Some in the congregation warmed to the approach, others didn't. Those who did were clearly challenged and unsettled - even as they enjoyed the evening. Those who don't get films probably left with mixed feelings but majored on disappointment with the way the evening turned out.

The advantage of offering a variety of ways of accessing the same theme through a single day is that people who get a buzz out of talking about the spiritual messages in movies will come to one gathering, while those more comfortable with a more traditional linear approach consisting of singing and sermons will attend a different one. Both groups, hopefully, would be comforted and built up in their faith and challenged to live a more Christ-like life.

And those who were interested in exploring the spiritual life and who came to either gathering - though probably the film evening would suit them better - will be helped to think and feel about life, the world and God in a different and distinctly Christian way. And hopefully they too would find themselves provoked and unsettled.

I guess what I'm arguing for is a set of different entry points to hearing and experiencing the challenge of Jesus' word. But everyone attending whichever gathering ought to experience needful provocation of the kind that might lead to change through the grace of Christ.

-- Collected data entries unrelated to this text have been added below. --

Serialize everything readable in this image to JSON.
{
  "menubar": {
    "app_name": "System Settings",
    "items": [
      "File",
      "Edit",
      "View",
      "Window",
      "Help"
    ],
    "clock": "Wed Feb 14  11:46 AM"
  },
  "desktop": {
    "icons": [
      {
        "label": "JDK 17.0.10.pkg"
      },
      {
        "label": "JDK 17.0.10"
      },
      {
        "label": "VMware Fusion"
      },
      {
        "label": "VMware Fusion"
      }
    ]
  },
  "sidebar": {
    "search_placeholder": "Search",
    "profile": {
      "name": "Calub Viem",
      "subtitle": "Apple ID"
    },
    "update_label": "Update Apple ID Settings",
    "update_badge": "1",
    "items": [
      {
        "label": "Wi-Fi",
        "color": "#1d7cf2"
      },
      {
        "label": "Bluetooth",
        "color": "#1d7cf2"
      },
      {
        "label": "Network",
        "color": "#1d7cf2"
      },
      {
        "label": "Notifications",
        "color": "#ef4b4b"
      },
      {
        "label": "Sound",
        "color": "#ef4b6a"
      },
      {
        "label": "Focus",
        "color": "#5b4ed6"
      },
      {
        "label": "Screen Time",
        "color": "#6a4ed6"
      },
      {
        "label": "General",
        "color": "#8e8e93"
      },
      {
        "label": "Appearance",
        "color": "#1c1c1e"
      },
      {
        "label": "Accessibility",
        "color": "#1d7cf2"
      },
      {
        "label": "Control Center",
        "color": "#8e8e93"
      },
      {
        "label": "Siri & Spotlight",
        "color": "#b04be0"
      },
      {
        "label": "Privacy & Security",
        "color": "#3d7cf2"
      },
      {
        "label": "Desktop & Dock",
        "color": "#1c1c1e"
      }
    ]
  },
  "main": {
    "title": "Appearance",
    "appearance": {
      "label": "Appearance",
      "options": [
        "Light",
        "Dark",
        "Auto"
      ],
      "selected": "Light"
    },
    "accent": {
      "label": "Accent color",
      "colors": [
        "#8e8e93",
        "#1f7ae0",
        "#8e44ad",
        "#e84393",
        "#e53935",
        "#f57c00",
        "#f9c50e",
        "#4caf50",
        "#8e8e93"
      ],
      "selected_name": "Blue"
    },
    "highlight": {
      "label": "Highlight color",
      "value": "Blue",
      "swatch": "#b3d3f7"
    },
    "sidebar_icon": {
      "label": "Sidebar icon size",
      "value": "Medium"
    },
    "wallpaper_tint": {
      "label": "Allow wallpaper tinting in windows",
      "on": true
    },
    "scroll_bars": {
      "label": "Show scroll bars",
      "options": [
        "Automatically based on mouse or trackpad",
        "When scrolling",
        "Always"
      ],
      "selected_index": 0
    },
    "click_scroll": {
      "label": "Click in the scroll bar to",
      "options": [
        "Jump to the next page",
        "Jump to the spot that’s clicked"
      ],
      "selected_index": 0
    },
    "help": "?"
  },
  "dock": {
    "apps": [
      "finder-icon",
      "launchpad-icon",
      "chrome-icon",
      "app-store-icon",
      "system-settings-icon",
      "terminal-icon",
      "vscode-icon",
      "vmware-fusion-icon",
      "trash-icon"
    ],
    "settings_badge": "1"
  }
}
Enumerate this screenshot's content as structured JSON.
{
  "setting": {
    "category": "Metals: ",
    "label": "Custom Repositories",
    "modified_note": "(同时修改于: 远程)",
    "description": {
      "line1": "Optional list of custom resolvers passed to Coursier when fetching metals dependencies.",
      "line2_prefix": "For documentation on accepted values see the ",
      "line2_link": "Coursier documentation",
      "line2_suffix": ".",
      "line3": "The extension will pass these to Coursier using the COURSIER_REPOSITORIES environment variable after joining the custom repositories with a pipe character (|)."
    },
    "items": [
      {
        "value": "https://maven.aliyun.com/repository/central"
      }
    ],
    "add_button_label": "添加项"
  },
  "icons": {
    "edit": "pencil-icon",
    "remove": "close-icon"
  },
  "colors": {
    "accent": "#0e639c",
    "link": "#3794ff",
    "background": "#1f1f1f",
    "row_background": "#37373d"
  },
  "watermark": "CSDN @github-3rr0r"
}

I shall respond to the parallel, related and equally important issue of community and how the creation of community - and people feeling a sense of belonging to it - is essential to them being in a place where they are open to the challenge of discipleship.

But that's for another post....

1 comment:

Stuart Blythe said...

Simon I have continued to reflect on your previous posts re on the one hand a variety of services within one church and issues related to membership. Reading Fiddes in Tracks and Traces - he sets the idea of 'covenant' against consumeristic choice in that covenant has the idea not simply of a voluntaristic association but a gathering of the 'gathered' within the greater covenant of God with the Church and indeed humanity. I guess that this raises issues of the 'pragmatic' with respect to Church and mission - this works - and theological understandings of the nature of Church. I do not concede easily to oppositites but it does seem that covenant and choice, the pragmatic and the theological in all these issues require to be negotiated.

Re. smaller Churches and perhaps poorer Churches. My fear here is that that which works for larger Churches rather than being the key for growth that we should all seek to emulate in fact reveals only a strategy that will work in larger churches. Accordingly we may be failing to give sufficient attention to what the wider issues for growth for all curches and the Kingdom actually are.